1. Variabel eksogen adalah variabel sumber atau variabel independen yang

tidak disebabkan oleh variabel-variabel lain dalam model penelitian.

Konstruk eksogen (exogenous variable) dikenal juga sebagai ”source

variabel” yang tidak diprediksi oleh variabel lain dalam model (Ferdinand,

2002). Variabel eksogen dalam penelitian ini adalah tekanan peraturan


83

dan kompetensi.

2. Variabel mediasi adalah variabel yang menjadi perantara dari hubungan

variabel eksogen terhadap variabel endogen. Dalam penelitian ini, variabel

perantara (mediating variable) adalah budaya organisasi.

3. Variabel moderasi adalah variabel yang memperkuat atau memperlemah

hubungan variabel eksogen dan endogen. Dalam penelitian ini, variabel

moderasi (moderating variable) adalah komitmen organisasi.

4. Variabel endogen adalah variabel yang dipengaruhi atau variabel yang

diprediksi dengan satu atau lebih variabel. Konstruk endogen adalah faktor-

faktor yang diprediksi oleh satu atau beberapa konstruk. Konstruk endogen

dapat memprediksi antar variabel endogen lainnya (Ferdinand, 2002).

Variabel endogen dalam penelitian ini adalah penerapan akuntansi

berbasis akrual.

4.6.2. Defenisi Operasional Variabel

Konstruk adalah variabel yang masih belum dapat diukur secara langsung.

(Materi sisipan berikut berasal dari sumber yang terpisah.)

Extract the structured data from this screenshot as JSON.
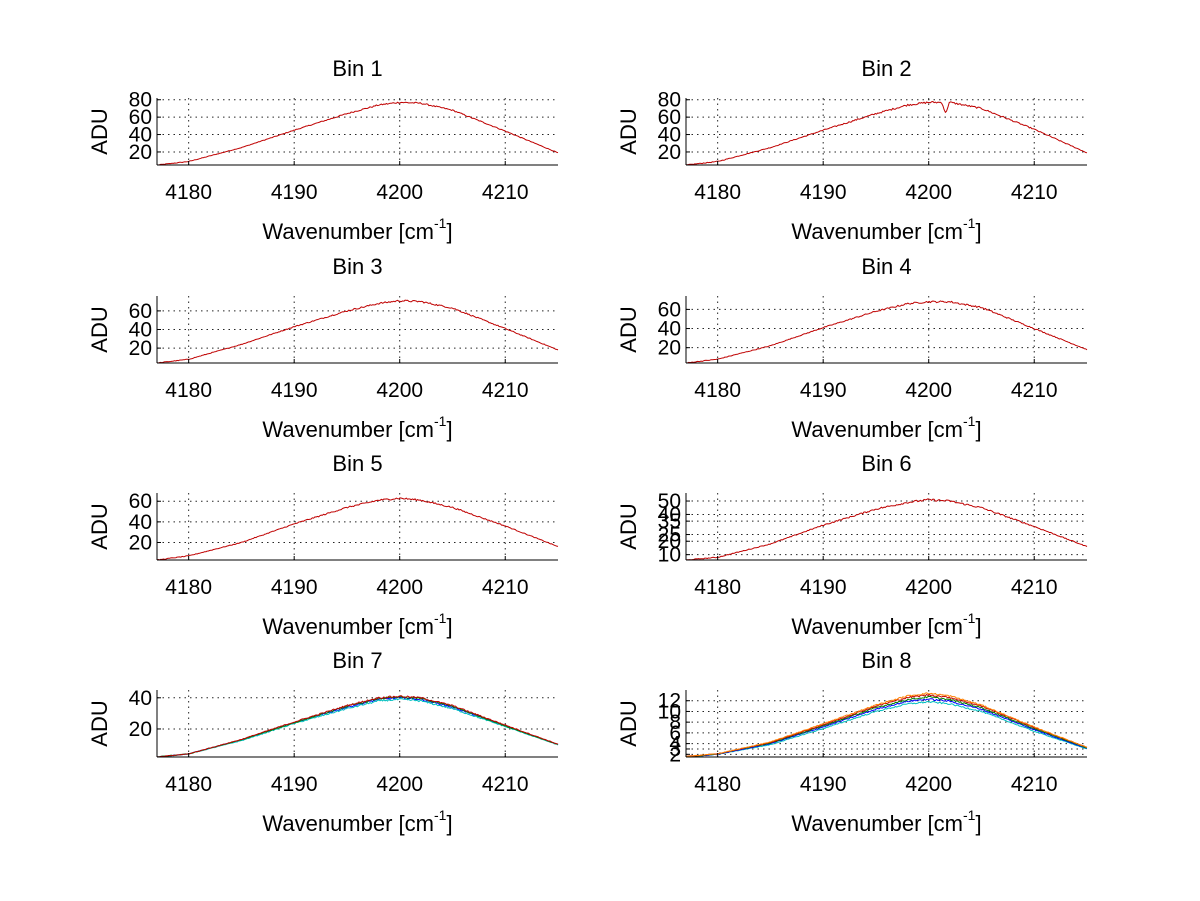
{
  "chart_data": [
    {
      "type": "line",
      "title": "Bin 1",
      "xlabel": "Wavenumber [cm",
      "xlabel_sup": "-1",
      "xlabel_end": "]",
      "ylabel": "ADU",
      "xlim": [
        4177,
        4215
      ],
      "ylim": [
        5,
        82
      ],
      "xticks": [
        4180,
        4190,
        4200,
        4210
      ],
      "yticks": [
        20,
        40,
        60,
        80
      ],
      "series": [
        {
          "name": "trace",
          "color": "#bf0000",
          "noise": 0.9,
          "peak_x": 4200.5,
          "x": [
            4177,
            4180,
            4185,
            4190,
            4195,
            4198,
            4200,
            4202,
            4205,
            4210,
            4215
          ],
          "y": [
            5,
            9,
            25,
            45,
            64,
            74,
            77,
            76,
            68,
            44,
            19
          ]
        }
      ]
    },
    {
      "type": "line",
      "title": "Bin 2",
      "xlabel": "Wavenumber [cm",
      "xlabel_sup": "-1",
      "xlabel_end": "]",
      "ylabel": "ADU",
      "xlim": [
        4177,
        4215
      ],
      "ylim": [
        5,
        82
      ],
      "xticks": [
        4180,
        4190,
        4200,
        4210
      ],
      "yticks": [
        20,
        40,
        60,
        80
      ],
      "series": [
        {
          "name": "trace",
          "color": "#bf0000",
          "noise": 1.2,
          "peak_x": 4200.5,
          "dips": [
            {
              "x": 4201.6,
              "depth": 13
            }
          ],
          "x": [
            4177,
            4180,
            4185,
            4190,
            4195,
            4198,
            4200,
            4202,
            4205,
            4210,
            4215
          ],
          "y": [
            5,
            9,
            25,
            45,
            64,
            74,
            77,
            77,
            70,
            46,
            19
          ]
        }
      ]
    },
    {
      "type": "line",
      "title": "Bin 3",
      "xlabel": "Wavenumber [cm",
      "xlabel_sup": "-1",
      "xlabel_end": "]",
      "ylabel": "ADU",
      "xlim": [
        4177,
        4215
      ],
      "ylim": [
        4,
        76
      ],
      "xticks": [
        4180,
        4190,
        4200,
        4210
      ],
      "yticks": [
        20,
        40,
        60
      ],
      "series": [
        {
          "name": "trace",
          "color": "#bf0000",
          "noise": 1.0,
          "peak_x": 4200.5,
          "x": [
            4177,
            4180,
            4185,
            4190,
            4195,
            4198,
            4200,
            4202,
            4205,
            4210,
            4215
          ],
          "y": [
            4,
            8,
            24,
            43,
            60,
            68,
            71,
            70,
            63,
            41,
            18
          ]
        }
      ]
    },
    {
      "type": "line",
      "title": "Bin 4",
      "xlabel": "Wavenumber [cm",
      "xlabel_sup": "-1",
      "xlabel_end": "]",
      "ylabel": "ADU",
      "xlim": [
        4177,
        4215
      ],
      "ylim": [
        4,
        74
      ],
      "xticks": [
        4180,
        4190,
        4200,
        4210
      ],
      "yticks": [
        20,
        40,
        60
      ],
      "series": [
        {
          "name": "trace",
          "color": "#bf0000",
          "noise": 1.0,
          "peak_x": 4201,
          "x": [
            4177,
            4180,
            4185,
            4190,
            4195,
            4198,
            4200,
            4202,
            4205,
            4210,
            4215
          ],
          "y": [
            4,
            8,
            22,
            41,
            58,
            66,
            68,
            68,
            62,
            40,
            18
          ]
        }
      ]
    },
    {
      "type": "line",
      "title": "Bin 5",
      "xlabel": "Wavenumber [cm",
      "xlabel_sup": "-1",
      "xlabel_end": "]",
      "ylabel": "ADU",
      "xlim": [
        4177,
        4215
      ],
      "ylim": [
        3,
        68
      ],
      "xticks": [
        4180,
        4190,
        4200,
        4210
      ],
      "yticks": [
        20,
        40,
        60
      ],
      "series": [
        {
          "name": "trace",
          "color": "#bf0000",
          "noise": 0.9,
          "peak_x": 4199.5,
          "x": [
            4177,
            4180,
            4185,
            4190,
            4195,
            4198,
            4200,
            4202,
            4205,
            4210,
            4215
          ],
          "y": [
            3,
            7,
            20,
            38,
            54,
            61,
            63,
            61,
            54,
            36,
            16
          ]
        }
      ]
    },
    {
      "type": "line",
      "title": "Bin 6",
      "xlabel": "Wavenumber [cm",
      "xlabel_sup": "-1",
      "xlabel_end": "]",
      "ylabel": "ADU",
      "xlim": [
        4177,
        4215
      ],
      "ylim": [
        6,
        56
      ],
      "xticks": [
        4180,
        4190,
        4200,
        4210
      ],
      "yticks": [
        10,
        20,
        25,
        35,
        40,
        50
      ],
      "series": [
        {
          "name": "trace",
          "color": "#bf0000",
          "noise": 0.8,
          "peak_x": 4200,
          "x": [
            4177,
            4180,
            4185,
            4190,
            4195,
            4198,
            4200,
            4202,
            4205,
            4210,
            4215
          ],
          "y": [
            6,
            8,
            18,
            32,
            44,
            49,
            51,
            50,
            45,
            31,
            16
          ]
        }
      ]
    },
    {
      "type": "line",
      "title": "Bin 7",
      "xlabel": "Wavenumber [cm",
      "xlabel_sup": "-1",
      "xlabel_end": "]",
      "ylabel": "ADU",
      "xlim": [
        4177,
        4215
      ],
      "ylim": [
        2,
        45
      ],
      "xticks": [
        4180,
        4190,
        4200,
        4210
      ],
      "yticks": [
        20,
        40
      ],
      "series": [
        {
          "name": "blue",
          "color": "#0000ff",
          "noise": 0.6,
          "peak_x": 4199.5,
          "x": [
            4177,
            4180,
            4185,
            4190,
            4195,
            4198,
            4200,
            4202,
            4205,
            4210,
            4215
          ],
          "y": [
            2,
            4,
            13,
            24,
            34,
            39,
            40,
            39,
            34,
            22,
            10
          ]
        },
        {
          "name": "cyan",
          "color": "#00bfbf",
          "noise": 0.6,
          "peak_x": 4199.5,
          "x": [
            4177,
            4180,
            4185,
            4190,
            4195,
            4198,
            4200,
            4202,
            4205,
            4210,
            4215
          ],
          "y": [
            2,
            4,
            12.5,
            23.5,
            33,
            38,
            39,
            38,
            33,
            21.5,
            9.8
          ]
        },
        {
          "name": "green",
          "color": "#008000",
          "noise": 0.6,
          "peak_x": 4199.5,
          "x": [
            4177,
            4180,
            4185,
            4190,
            4195,
            4198,
            4200,
            4202,
            4205,
            4210,
            4215
          ],
          "y": [
            2,
            4,
            13,
            24,
            34.5,
            39.5,
            40.5,
            39.5,
            34.5,
            22,
            10
          ]
        },
        {
          "name": "red",
          "color": "#bf0000",
          "noise": 0.6,
          "peak_x": 4199.5,
          "x": [
            4177,
            4180,
            4185,
            4190,
            4195,
            4198,
            4200,
            4202,
            4205,
            4210,
            4215
          ],
          "y": [
            2,
            4,
            13.3,
            24.5,
            35,
            40,
            41,
            40,
            35,
            22.5,
            10.2
          ]
        }
      ]
    },
    {
      "type": "line",
      "title": "Bin 8",
      "xlabel": "Wavenumber [cm",
      "xlabel_sup": "-1",
      "xlabel_end": "]",
      "ylabel": "ADU",
      "xlim": [
        4177,
        4215
      ],
      "ylim": [
        1.5,
        14
      ],
      "xticks": [
        4180,
        4190,
        4200,
        4210
      ],
      "yticks": [
        2,
        3,
        4,
        6,
        8,
        10,
        12
      ],
      "series": [
        {
          "name": "cyan",
          "color": "#00bfbf",
          "noise": 0.15,
          "peak_x": 4200,
          "x": [
            4177,
            4180,
            4185,
            4190,
            4195,
            4198,
            4200,
            4202,
            4205,
            4210,
            4215
          ],
          "y": [
            1.5,
            2.0,
            3.8,
            6.8,
            10.0,
            11.4,
            11.8,
            11.4,
            10.0,
            6.3,
            3.0
          ]
        },
        {
          "name": "blue",
          "color": "#0000ff",
          "noise": 0.15,
          "peak_x": 4200,
          "x": [
            4177,
            4180,
            4185,
            4190,
            4195,
            4198,
            4200,
            4202,
            4205,
            4210,
            4215
          ],
          "y": [
            1.5,
            2.0,
            4.0,
            7.1,
            10.4,
            11.9,
            12.3,
            11.9,
            10.4,
            6.6,
            3.1
          ]
        },
        {
          "name": "green",
          "color": "#008000",
          "noise": 0.15,
          "peak_x": 4200,
          "x": [
            4177,
            4180,
            4185,
            4190,
            4195,
            4198,
            4200,
            4202,
            4205,
            4210,
            4215
          ],
          "y": [
            1.5,
            2.1,
            4.1,
            7.3,
            10.7,
            12.2,
            12.7,
            12.2,
            10.7,
            6.8,
            3.2
          ]
        },
        {
          "name": "red",
          "color": "#bf0000",
          "noise": 0.15,
          "peak_x": 4200,
          "x": [
            4177,
            4180,
            4185,
            4190,
            4195,
            4198,
            4200,
            4202,
            4205,
            4210,
            4215
          ],
          "y": [
            1.6,
            2.1,
            4.2,
            7.5,
            11.0,
            12.6,
            13.1,
            12.6,
            11.0,
            7.0,
            3.3
          ]
        },
        {
          "name": "orange",
          "color": "#ff8000",
          "noise": 0.15,
          "peak_x": 4200,
          "x": [
            4177,
            4180,
            4185,
            4190,
            4195,
            4198,
            4200,
            4202,
            4205,
            4210,
            4215
          ],
          "y": [
            1.6,
            2.1,
            4.3,
            7.7,
            11.2,
            12.9,
            13.4,
            12.9,
            11.2,
            7.1,
            3.3
          ]
        }
      ]
    }
  ]
}
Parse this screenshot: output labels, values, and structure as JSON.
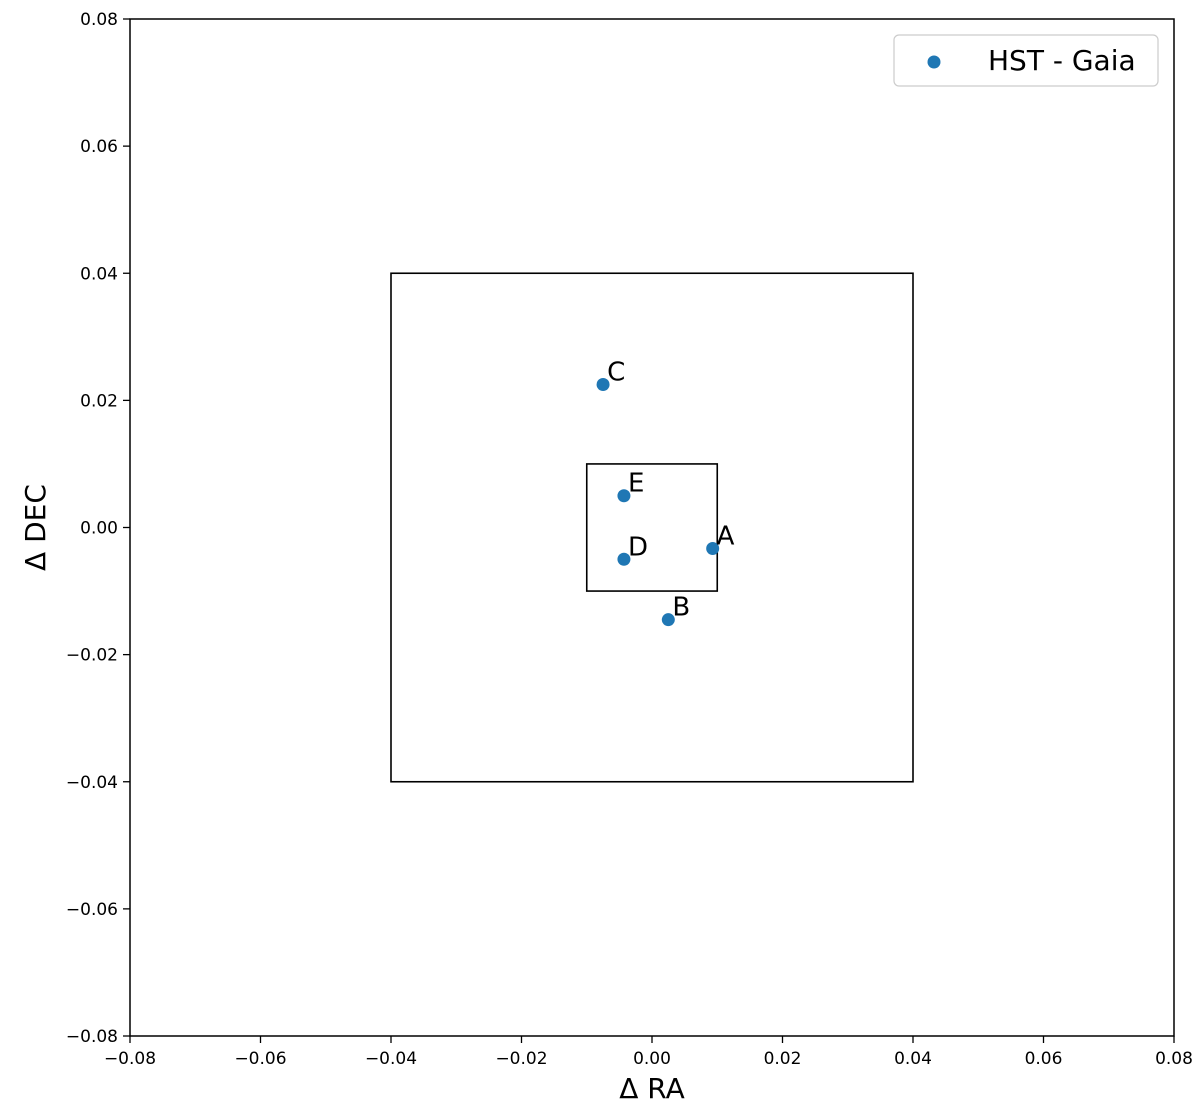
{
  "chart_data": {
    "type": "scatter",
    "title": "",
    "xlabel": "Δ RA",
    "ylabel": "Δ DEC",
    "xlim": [
      -0.08,
      0.08
    ],
    "ylim": [
      -0.08,
      0.08
    ],
    "xticks": [
      -0.08,
      -0.06,
      -0.04,
      -0.02,
      0.0,
      0.02,
      0.04,
      0.06,
      0.08
    ],
    "yticks": [
      -0.08,
      -0.06,
      -0.04,
      -0.02,
      0.0,
      0.02,
      0.04,
      0.06,
      0.08
    ],
    "xtick_labels": [
      "−0.08",
      "−0.06",
      "−0.04",
      "−0.02",
      "0.00",
      "0.02",
      "0.04",
      "0.06",
      "0.08"
    ],
    "ytick_labels": [
      "−0.08",
      "−0.06",
      "−0.04",
      "−0.02",
      "0.00",
      "0.02",
      "0.04",
      "0.06",
      "0.08"
    ],
    "grid": false,
    "legend": {
      "position": "top-right",
      "entries": [
        "HST - Gaia"
      ]
    },
    "series": [
      {
        "name": "HST - Gaia",
        "color": "#1f77b4",
        "points": [
          {
            "label": "A",
            "x": 0.0093,
            "y": -0.0033
          },
          {
            "label": "B",
            "x": 0.0025,
            "y": -0.0145
          },
          {
            "label": "C",
            "x": -0.0075,
            "y": 0.0225
          },
          {
            "label": "D",
            "x": -0.0043,
            "y": -0.005
          },
          {
            "label": "E",
            "x": -0.0043,
            "y": 0.005
          }
        ]
      }
    ],
    "boxes": [
      {
        "x0": -0.04,
        "x1": 0.04,
        "y0": -0.04,
        "y1": 0.04
      },
      {
        "x0": -0.01,
        "x1": 0.01,
        "y0": -0.01,
        "y1": 0.01
      }
    ]
  }
}
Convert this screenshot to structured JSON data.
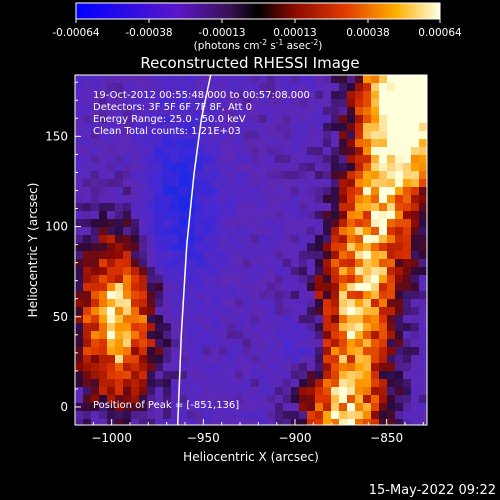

Oleh sebab itu, diperlukan penjabaran sedemikian rupa atas konstruk menjadi

dimensi-dimensi dan elemen-elemen yang dapat diukur. Elemen-elemen

konstruk yang sudah dapat diukur, dijadikan sebagai dasar penyusunan

pernyataan atau pertanyaan di kuesioner.

Penelitian ini menggunakan tiga konstruk utama, satu konstruk mediasi dan

satu konstruk moderasi. Konstruk utama dalam model penelitian ini adalah:

1. Tekanan peraturan

2. Kompetensi

3. Penerapan akuntansi berbasis akrual

Dalam model penelitian ini terdapat konstruk mediasi, yaitu budaya

organisasi dan konstruk moderasi, yaitu komitmen organiasi. Semua konstruk


84

diukur dengan menggunakan skala interval, yaitu tujuh skala Likert. Tujuh skala

Likert digunakan dalam penelitian ini sebab menurut Budiadji (2013) skala likert

dengan tujuh titik respon lebih disukai responden dan mempunyai kriteria

validitas, reliabilitas, kekuatan diskriminasi, dan stabilitas yang cukup baik.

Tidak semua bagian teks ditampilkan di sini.